Le 13 mars 2026, des images satellites ont révélé 1 200 bateaux de pêche chinois alignés en deux lignes parallèles dans les eaux au large de Taiwan. La formation, maintenue pendant environ 30 heures, couvrait plusieurs dizaines de kilomètres. Ce n'était ni la première, ni la plus spectaculaire de ces démonstrations.
Trois formations en trois mois
En décembre 2025, environ 2 000 chalutiers avaient formé deux « L inversés » de 400 kilomètres de long dans le détroit de Taiwan et la mer de Chine méridionale. En janvier 2026, 1 000 bateaux s'étaient disposés en rectangle, couvrant une surface de 400 kilomètres. En mars, les deux lignes parallèles constituaient la troisième occurrence en trois mois.
Ces mouvements ne sont pas le fruit du hasard. La synchronisation de centaines de navires, leur positionnement géométrique et la durée des formations excluent toute explication liée à la pêche. Le magazine The Diplomat a été parmi les premiers à qualifier ces manœuvres de « franchissement d'une ligne nouvelle » dans la stratégie de pression chinoise sur Taiwan.

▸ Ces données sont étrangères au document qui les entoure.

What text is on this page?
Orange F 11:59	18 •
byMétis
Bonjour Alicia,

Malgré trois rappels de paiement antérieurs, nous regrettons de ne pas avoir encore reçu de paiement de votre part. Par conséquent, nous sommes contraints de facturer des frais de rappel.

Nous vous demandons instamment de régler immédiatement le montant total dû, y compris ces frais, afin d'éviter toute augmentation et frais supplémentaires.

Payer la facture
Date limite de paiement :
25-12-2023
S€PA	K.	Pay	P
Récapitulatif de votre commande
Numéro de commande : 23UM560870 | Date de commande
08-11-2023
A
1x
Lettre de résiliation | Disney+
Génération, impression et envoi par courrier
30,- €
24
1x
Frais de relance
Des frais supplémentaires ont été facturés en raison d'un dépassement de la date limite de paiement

Ce que voient les analystes militaires
Pour les experts en défense, ces formations de chalutiers répondent à plusieurs objectifs simultanés. Le premier est la démonstration de capacité : prouver que Pékin peut coordonner des milliers de navires civils en temps réel, une compétence essentielle dans un scénario de blocus maritime ou d'opération amphibie.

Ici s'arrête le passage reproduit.